In determining whether a private remedy is implicit in a statute not • expressly providing for one, the Supreme Court has indicated that at least four factors must be considered. Cort v. Ash, 422 U.S. 66, 78, 95 S.Ct. 2080, 45 L.Ed.2d 26 (1975).6 Specifically, a court must consider: first, whether the statute was designed to protect a class of persons into which plaintiff falls from the harm plaintiff has suffered; second, whether there is any indication of legislative intent to create or deny a private remedy; third, whether' implication of a private remedy would be consistent with the purposes of the legislative scheme; and fourth, whether the cause of action is one traditionally relegated to state law such that inference of a federal cause of action would be inappropriate. See also: National Rail Passenger Corp. v. National Association of Rail Passengers, 414 U.S. 453, 94 S.Ct. 690, 38 L.Ed.2d 646 (1974) (Amtrak)7 and Securities Investor Protection Corporation v. Barbour, 421 U.S. 412, 95 S.Ct. 1733, 44 L.Ed.2d 263 (1975) (SIPC).8

A. 49 U.S.C. § 1874(b)

49 U.S.C. § 1374(b) provides:

No air carrier or foreign air carrier shall make, give, or cause any undue or unreasonable preference or advantage to any particular person, port, locality, or description of traffic in air transportation in any respect whatsoever or subject any particular person, [335]*335port, locality, or description of traffic in air transportation to any unjust discrimination or any undue or unreasonable prejudice or disadvantage in any respect whatsoever. (Emphasis added).

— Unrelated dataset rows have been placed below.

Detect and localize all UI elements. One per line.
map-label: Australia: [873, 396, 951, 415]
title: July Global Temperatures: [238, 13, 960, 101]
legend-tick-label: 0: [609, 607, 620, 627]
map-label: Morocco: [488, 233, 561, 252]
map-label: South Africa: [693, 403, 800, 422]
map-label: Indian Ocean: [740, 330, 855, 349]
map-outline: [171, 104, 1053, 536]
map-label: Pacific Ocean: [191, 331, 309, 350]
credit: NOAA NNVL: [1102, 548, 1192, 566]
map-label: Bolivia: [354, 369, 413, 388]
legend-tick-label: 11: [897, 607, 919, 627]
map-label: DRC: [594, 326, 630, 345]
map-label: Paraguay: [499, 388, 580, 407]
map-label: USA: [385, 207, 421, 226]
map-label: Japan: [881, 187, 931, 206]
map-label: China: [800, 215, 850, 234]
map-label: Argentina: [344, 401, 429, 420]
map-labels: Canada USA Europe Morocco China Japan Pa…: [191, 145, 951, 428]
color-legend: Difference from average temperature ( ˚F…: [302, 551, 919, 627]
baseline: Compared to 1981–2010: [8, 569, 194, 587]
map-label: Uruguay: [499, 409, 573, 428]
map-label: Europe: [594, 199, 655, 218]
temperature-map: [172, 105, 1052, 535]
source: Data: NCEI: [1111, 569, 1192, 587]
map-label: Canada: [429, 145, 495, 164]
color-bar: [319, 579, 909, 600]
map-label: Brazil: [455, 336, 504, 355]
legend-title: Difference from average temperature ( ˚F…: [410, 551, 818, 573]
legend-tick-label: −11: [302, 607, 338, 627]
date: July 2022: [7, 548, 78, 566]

On its face, the statute prohibits an air carrier from unjustly discriminating or acting with prejudice against any person in air transportation. Although § 1374(b) is silent about private enforcement, courts have implied a private remedy for a variety of acts by the air carrier, including racial discrimination,9 and bumping in violation of the airline’s own standards.10

It would be a mistake to assume, however, that the implication of a private remedy from § 1374(b) in these cases requires that a private remedy exists for all alleged violations of the act. In our view, each new category of conduct alleged to violate § 1374(b) must be tested against the standards stated by the Supreme Court in Cort v. Ash, supra. The cases previously decided under § 1374(b), however, are illustrative of the kinds of conduct the statute seeks to prevent.

With respect to the first Cort test, we note that plaintiff-appellants, as air passengers, are clearly members of the class § 1374(b) was designed to protect. § 1374(b) prohibits the airline from prejudicing “any . . . person . in air transportation. . . . ” The decided cases have uniformly held that air passengers may rely on § 1374(b).11 Although members of the proper class, plaintiff-appellants did not suffer the harm the statute was designed to prevent.

In our view, the statute aims to protect the right of access to air facilities from discriminatory interference by the air carrier. The airline is required to treat all potential passengers and users equally. Thus, the airline may not prohibit minority groups from equal access to flights or terminal facilities.12 Simi[336]*336larly, although bumping is not a per se violation of § 1374(b), the airline may not bump in a discriminatory manner violative of the airline’s published standards. In all of the cases in which a private remedy has been implied from § 1374(b) there was a discriminatory denial of access to air facilities. In our view, it is this denial of access to air facilities, whether caused directly, by outright refusal of permission to board, or indirectly, by burdening the potential user with special requirements not applied to the general public, which is critical.